MIME and mime types are an email standard which have been adopted in other contexts: "Multipurpose Internet Mail Extensions" (see RFC 2045).
The simplest way to do this reliably is to use an email parser:
from email.message import Message
_CONTENT_TYPE = "content-type"
def parse_content_type(content_type: str) -> tuple[str, dict[str,str]]:
email = Message()
email[_CONTENT_TYPE] = content_type
params = email.get_params()
# The first param is the mime-type the later ones are the attributes like "charset"
return params[0][0], dict(params[1:])
Upvotes: 9
Reputation: 7855
requests
doesn't give you an interface to parse the content type, unfortunately, and the standard library on this stuff is a bit of a mess. So I see two options:
Option 1: Go use the python-mimeparse third-party library.
Option 2: To separate the mime type from options like charset
, you can use the same technique that requests
uses to parse type/encoding internally: use cgi.parse_header
.
response = requests.head('http://example.com')
mimetype, options = cgi.parse_header(response.headers['Content-Type'])
The rest should be simple enough to handle with a split
:
maintype, subtype = mimetype.split('/')
Update: As of Mar 2023, the current official way of doing this, now that cgi
is deprecated, is using email.message.Message
. See Philip Couling's answer. I agree with Philip that it's kind of gross.
Upvotes: 20
Reputation: 203
Since requests 2.19.0, there is a requests.utils._parse_content_type_header
function that splits a Content-Type
header into a parameter-less content-type and a dictionary of parameters. This function does not split the content-type into main type and sub-type.

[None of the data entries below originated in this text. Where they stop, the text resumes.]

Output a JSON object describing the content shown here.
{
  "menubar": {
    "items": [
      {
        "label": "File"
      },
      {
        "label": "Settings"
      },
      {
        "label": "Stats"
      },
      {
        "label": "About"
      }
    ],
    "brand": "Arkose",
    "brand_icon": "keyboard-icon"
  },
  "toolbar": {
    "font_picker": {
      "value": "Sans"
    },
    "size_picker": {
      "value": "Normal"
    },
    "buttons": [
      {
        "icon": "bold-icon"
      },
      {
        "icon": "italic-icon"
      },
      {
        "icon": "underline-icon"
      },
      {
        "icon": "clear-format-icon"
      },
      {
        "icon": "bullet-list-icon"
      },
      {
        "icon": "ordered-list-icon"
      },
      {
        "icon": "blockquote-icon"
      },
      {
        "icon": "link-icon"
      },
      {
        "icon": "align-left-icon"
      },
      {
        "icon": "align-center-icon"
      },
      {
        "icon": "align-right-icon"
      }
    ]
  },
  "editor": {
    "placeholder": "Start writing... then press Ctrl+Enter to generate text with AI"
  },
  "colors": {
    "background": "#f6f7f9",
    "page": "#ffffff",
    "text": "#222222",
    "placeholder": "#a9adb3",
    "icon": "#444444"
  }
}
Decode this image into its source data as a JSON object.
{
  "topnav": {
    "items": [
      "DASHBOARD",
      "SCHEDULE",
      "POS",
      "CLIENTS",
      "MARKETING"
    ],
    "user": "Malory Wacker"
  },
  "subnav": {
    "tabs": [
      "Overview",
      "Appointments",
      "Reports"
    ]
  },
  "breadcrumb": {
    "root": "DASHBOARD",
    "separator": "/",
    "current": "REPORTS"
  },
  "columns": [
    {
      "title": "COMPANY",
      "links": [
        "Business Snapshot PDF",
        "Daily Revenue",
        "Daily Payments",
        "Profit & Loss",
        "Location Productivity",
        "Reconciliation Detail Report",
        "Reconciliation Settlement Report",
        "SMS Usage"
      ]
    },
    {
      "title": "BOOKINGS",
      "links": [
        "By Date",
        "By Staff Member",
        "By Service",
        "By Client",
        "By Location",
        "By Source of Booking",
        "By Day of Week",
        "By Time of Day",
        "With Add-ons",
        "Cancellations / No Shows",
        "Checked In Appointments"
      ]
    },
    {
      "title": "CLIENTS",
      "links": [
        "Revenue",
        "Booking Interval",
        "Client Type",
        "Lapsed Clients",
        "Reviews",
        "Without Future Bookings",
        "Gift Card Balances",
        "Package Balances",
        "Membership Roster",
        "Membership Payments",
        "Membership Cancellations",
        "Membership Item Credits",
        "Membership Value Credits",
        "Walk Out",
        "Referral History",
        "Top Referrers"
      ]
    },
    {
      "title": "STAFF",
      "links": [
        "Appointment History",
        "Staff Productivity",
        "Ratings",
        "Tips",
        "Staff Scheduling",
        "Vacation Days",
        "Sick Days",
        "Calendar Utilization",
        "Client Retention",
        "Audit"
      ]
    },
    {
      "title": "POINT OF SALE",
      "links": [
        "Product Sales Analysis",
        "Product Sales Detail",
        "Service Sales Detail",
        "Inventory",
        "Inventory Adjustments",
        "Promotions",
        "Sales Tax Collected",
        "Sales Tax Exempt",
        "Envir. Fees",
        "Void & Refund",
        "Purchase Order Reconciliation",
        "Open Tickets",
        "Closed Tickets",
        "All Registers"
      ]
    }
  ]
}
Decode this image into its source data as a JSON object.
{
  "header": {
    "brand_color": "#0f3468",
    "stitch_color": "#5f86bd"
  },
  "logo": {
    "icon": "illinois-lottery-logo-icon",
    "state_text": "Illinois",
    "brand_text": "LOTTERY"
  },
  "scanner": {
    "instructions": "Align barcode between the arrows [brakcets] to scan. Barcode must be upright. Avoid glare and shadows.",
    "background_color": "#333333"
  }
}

>>> requests.utils._parse_content_type_header("text/html; charset=UTF-8")
('text/html', {'charset': 'UTF-8'})
Note that the name of this function starts with an underscore: it’s supposed to be a private function, so I guess it might be dropped in a future release. For the record, a request to make it a public interface was rejected: https://github.com/psf/requests/issues/6362
Upvotes: 3
Reputation: 753
Your question is bit unclear. I assume that you are using some sort of web application framework such as Django or Flask?
Here is example how to read Content-Type using Flask:
from flask import Flask, request
app = Flask(__name__)
@app.route("/")
def test():
request.headers.get('Content-Type')
if __name__ == "__main__":
app.run()
Upvotes: -1